CQ News reports that a recent General Accountability Office study found $60 billion in improper Medicare payments in 2014 that “either were made in an incorrect amount or should not have been made at all.” CQ News also reports that the Centers for Medicare and Medicaid Services estimated that improper payments made up about 12.7 percent of all Medicare fee-for-service payments in fiscal 2014, and the article quotes Paul Van de Water, a senior fellow at the Center on Budget and Policy Priorities, as predicting that the proposal could help curb Medicare fraud by patients but, it would have a limited effect preventing fraudulent reimbursement claims by health care providers.

It is expected that the new Medicare cards would be similar to identification cards issued to employees of the Defense Department and some other federal agencies, which are used to enter government buildings.  The legislation would require the Department of Health and Human Services to provide the smart cards in three areas with a “high risk of fraud and abuse” and further directs the Department to determine the scope of personal and health-related data stored on the chips, along with appropriate privacy protection measures.  The legislation would also encourage participation in the pilot program by those Medicare beneficiaries who say their personal and health-related data has been compromised.

What role would these cards play in improving positive patient identification?  Are these cards a model for government-issued photo IDs?  Let us know your thoughts.

Thursday, September 10, 2015

What to expect from trend in hospitals' purchasing physician practices

Kaiser Health News posted an article "When The Hospital Is Boss, That's Where Doctors' Patients Go" and poses the question with competing answers:

Why did hospitals binge-buy doctor practices in recent years?

To improve care coordination, lower costs and upgrade patient experiences, say hospitals.

To raise costs, gain pricing power and steer patient referrals, say skeptics.

Researchers at Stanford University looked into this, using 2009 CMS data.  This summary of findings by KHN caught our eye (emphasis added) -

Ownership by a hospital “dramatically increases” odds that a doctor will admit patients there instead of another, nearby hospital, they found. Worse, from the viewpoint of reformers, it boosts chances that patients will go to higher-cost, lower-quality hospitals.

The findings were published in August by the National Bureau of Economic Research.
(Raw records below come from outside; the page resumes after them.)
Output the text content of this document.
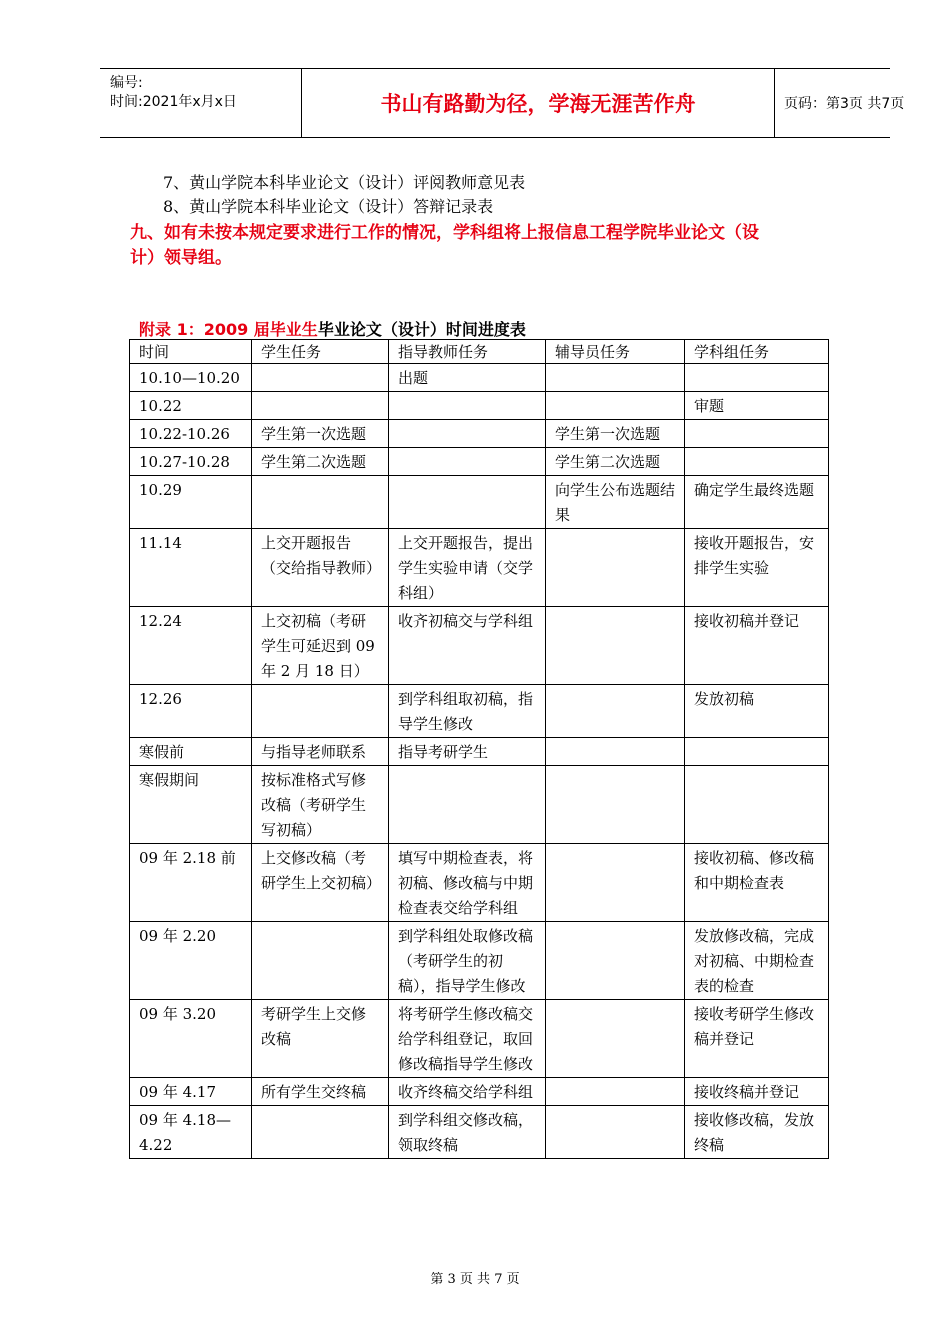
编号:
时间:2021年x月x日	书山有路勤为径，学海无涯苦作舟	页码：第3页 共7页
7、黄山学院本科毕业论文（设计）评阅教师意见表
8、黄山学院本科毕业论文（设计）答辩记录表
九、如有未按本规定要求进行工作的情况，学科组将上报信息工程学院毕业论文（设
计）领导组。
附录 1：2009 届毕业生毕业论文（设计）时间进度表
时间	学生任务	指导教师任务	辅导员任务	学科组任务
10.10—10.20		出题		
10.22				审题
10.22-10.26	学生第一次选题		学生第一次选题	
10.27-10.28	学生第二次选题		学生第二次选题	
10.29			向学生公布选题结果	确定学生最终选题
11.14	上交开题报告（交给指导教师）	上交开题报告，提出学生实验申请（交学科组）		接收开题报告，安排学生实验
12.24	上交初稿（考研学生可延迟到 09 年 2 月 18 日）	收齐初稿交与学科组		接收初稿并登记
12.26		到学科组取初稿，指导学生修改		发放初稿
寒假前	与指导老师联系	指导考研学生		
寒假期间	按标准格式写修改稿（考研学生写初稿）			
09 年 2.18 前	上交修改稿（考研学生上交初稿）	填写中期检查表，将初稿、修改稿与中期检查表交给学科组		接收初稿、修改稿和中期检查表
09 年 2.20		到学科组处取修改稿（考研学生的初稿），指导学生修改		发放修改稿，完成对初稿、中期检查表的检查
09 年 3.20	考研学生上交修改稿	将考研学生修改稿交给学科组登记，取回修改稿指导学生修改		接收考研学生修改稿并登记
09 年 4.17	所有学生交终稿	收齐终稿交给学科组		接收终稿并登记
09 年 4.18—4.22		到学科组交修改稿，领取终稿		接收修改稿，发放终稿
第 3 页 共 7 页
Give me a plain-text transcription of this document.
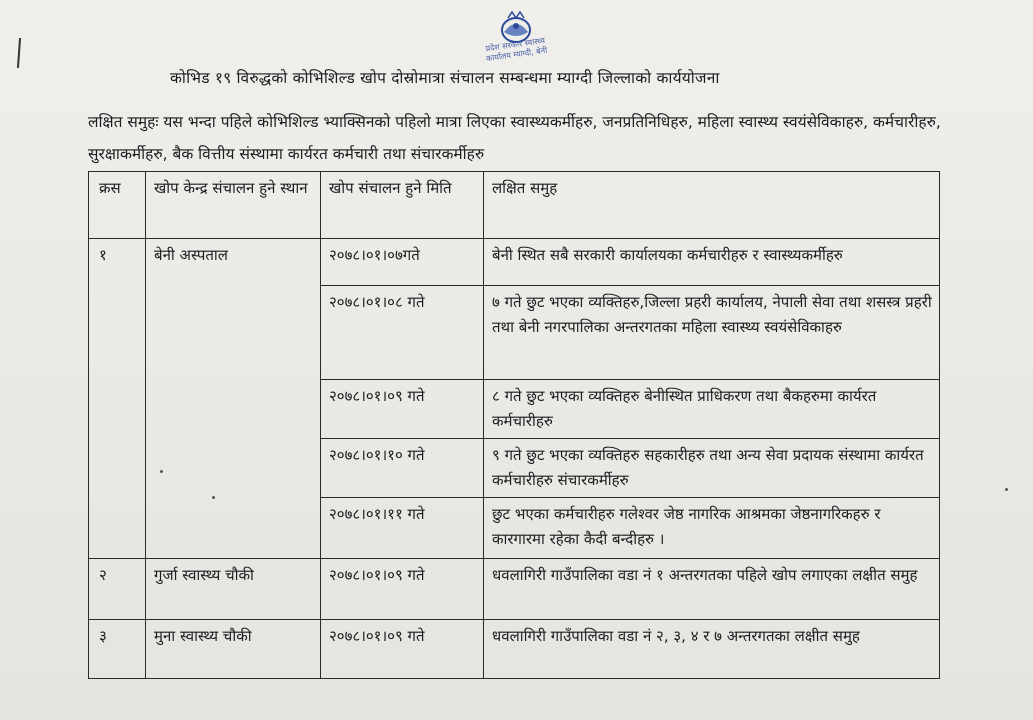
प्रदेश सरकार स्वास्थ्य कार्यालय म्याग्दी, बेनी
कोभिड १९ विरुद्धको कोभिशिल्ड खोप दोस्रोमात्रा संचालन सम्बन्धमा म्याग्दी जिल्लाको कार्ययोजना
लक्षित समुहः यस भन्दा पहिले कोभिशिल्ड भ्याक्सिनको पहिलो मात्रा लिएका स्वास्थ्यकर्मीहरु, जनप्रतिनिधिहरु, महिला स्वास्थ्य स्वयंसेविकाहरु, कर्मचारीहरु, सुरक्षाकर्मीहरु, बैक वित्तीय संस्थामा कार्यरत कर्मचारी तथा संचारकर्मीहरु
क्रस	खोप केन्द्र संचालन हुने स्थान	खोप संचालन हुने मिति	लक्षित समुह
१	बेनी अस्पताल	२०७८।०१।०७गते	बेनी स्थित सबै सरकारी कार्यालयका कर्मचारीहरु र स्वास्थ्यकर्मीहरु
		२०७८।०१।०८ गते	७ गते छुट भएका व्यक्तिहरु,जिल्ला प्रहरी कार्यालय, नेपाली सेवा तथा शसस्त्र प्रहरी तथा बेनी नगरपालिका अन्तरगतका महिला स्वास्थ्य स्वयंसेविकाहरु
		२०७८।०१।०९ गते	८ गते छुट भएका व्यक्तिहरु बेनीस्थित प्राधिकरण तथा बैकहरुमा कार्यरत कर्मचारीहरु
		२०७८।०१।१० गते	९ गते छुट भएका व्यक्तिहरु सहकारीहरु तथा अन्य सेवा प्रदायक संस्थामा कार्यरत कर्मचारीहरु संचारकर्मीहरु
		२०७८।०१।११ गते	छुट भएका कर्मचारीहरु गलेश्वर जेष्ठ नागरिक आश्रमका जेष्ठनागरिकहरु र कारगारमा रहेका कैदी बन्दीहरु ।
२	गुर्जा स्वास्थ्य चौकी	२०७८।०१।०९ गते	धवलागिरी गाउँपालिका वडा नं १ अन्तरगतका पहिले खोप लगाएका लक्षीत समुह
३	मुना स्वास्थ्य चौकी	२०७८।०१।०९ गते	धवलागिरी गाउँपालिका वडा नं २, ३, ४ र ७ अन्तरगतका लक्षीत समुह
In terms of the trend in hospitals purchasing physician practices, the article puts it this way -

Doctors are the hospital’s sales force, although they don’t like to think of it that way. Without doctors there are no admissions and no revenue to pay hospitals’ huge fixed expenses.
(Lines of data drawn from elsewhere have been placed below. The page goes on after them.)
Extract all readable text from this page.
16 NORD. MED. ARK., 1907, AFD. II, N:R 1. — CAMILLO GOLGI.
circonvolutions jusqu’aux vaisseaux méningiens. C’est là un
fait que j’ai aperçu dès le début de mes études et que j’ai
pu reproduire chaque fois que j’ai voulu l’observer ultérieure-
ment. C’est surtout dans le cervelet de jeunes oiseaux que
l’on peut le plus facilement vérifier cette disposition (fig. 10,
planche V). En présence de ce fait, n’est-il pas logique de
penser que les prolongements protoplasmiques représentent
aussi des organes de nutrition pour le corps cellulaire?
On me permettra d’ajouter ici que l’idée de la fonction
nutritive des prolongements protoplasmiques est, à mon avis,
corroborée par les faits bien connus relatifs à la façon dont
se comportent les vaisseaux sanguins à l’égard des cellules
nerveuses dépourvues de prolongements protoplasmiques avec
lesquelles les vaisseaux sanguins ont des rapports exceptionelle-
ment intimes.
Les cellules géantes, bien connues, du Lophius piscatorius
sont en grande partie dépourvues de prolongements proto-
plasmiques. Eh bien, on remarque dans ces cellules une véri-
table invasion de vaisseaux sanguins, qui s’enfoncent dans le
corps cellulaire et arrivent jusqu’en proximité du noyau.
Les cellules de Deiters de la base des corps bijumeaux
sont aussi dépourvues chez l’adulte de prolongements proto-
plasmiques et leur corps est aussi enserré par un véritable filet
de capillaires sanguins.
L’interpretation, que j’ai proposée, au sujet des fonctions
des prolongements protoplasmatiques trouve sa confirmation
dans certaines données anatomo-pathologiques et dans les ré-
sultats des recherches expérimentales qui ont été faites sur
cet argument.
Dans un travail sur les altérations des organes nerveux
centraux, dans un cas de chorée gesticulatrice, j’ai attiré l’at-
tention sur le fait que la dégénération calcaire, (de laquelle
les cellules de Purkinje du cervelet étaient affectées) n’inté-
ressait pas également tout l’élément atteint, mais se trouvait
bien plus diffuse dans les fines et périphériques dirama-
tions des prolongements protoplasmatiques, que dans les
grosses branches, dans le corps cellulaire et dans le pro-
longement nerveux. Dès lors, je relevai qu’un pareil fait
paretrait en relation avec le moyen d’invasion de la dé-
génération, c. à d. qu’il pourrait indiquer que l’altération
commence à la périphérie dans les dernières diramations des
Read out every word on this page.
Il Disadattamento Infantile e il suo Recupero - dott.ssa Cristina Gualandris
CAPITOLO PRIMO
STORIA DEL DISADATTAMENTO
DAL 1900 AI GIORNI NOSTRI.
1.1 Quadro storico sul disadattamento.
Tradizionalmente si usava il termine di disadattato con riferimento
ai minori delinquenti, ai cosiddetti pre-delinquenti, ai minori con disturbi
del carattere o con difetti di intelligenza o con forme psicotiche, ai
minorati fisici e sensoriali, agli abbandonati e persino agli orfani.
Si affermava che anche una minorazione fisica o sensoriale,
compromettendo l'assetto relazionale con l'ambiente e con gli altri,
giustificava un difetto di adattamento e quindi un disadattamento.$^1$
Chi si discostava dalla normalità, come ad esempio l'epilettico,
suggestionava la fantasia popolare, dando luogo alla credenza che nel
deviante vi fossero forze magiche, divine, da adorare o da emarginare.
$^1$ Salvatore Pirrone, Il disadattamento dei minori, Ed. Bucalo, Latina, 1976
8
So hospitals have long been interested in owning physician practices, including a spurt of acquisitions in the 1990s in which many lost money and a renewed boom in the last decade as the Affordable Care Act promised to squeeze costs.

We thought the increased admissions was interesting from a patient access perspective.  From a public policy perspective, consider this -

“If these results are valid, then there are large implications,” said Martin Gaynor, a health economist at Carnegie Mellon University who was not involved in the study. “Hospital acquisitions of physician practices could disadvantage rival hospitals and harm competition.”

It is important to note that the data used in the Stanford study is pre-Affordable Care Act, so new data based on a new healthcare regime may yield different results different interpretations -

The health law encourages doctor-hospital collaboration in groups called accountable care organizations that put participants on the hook for financial and quality results.

ACOs are supposed to reduce incentives for hospitals to gobble market share, raise prices and slight quality — the kind highlighted by the Stanford paper.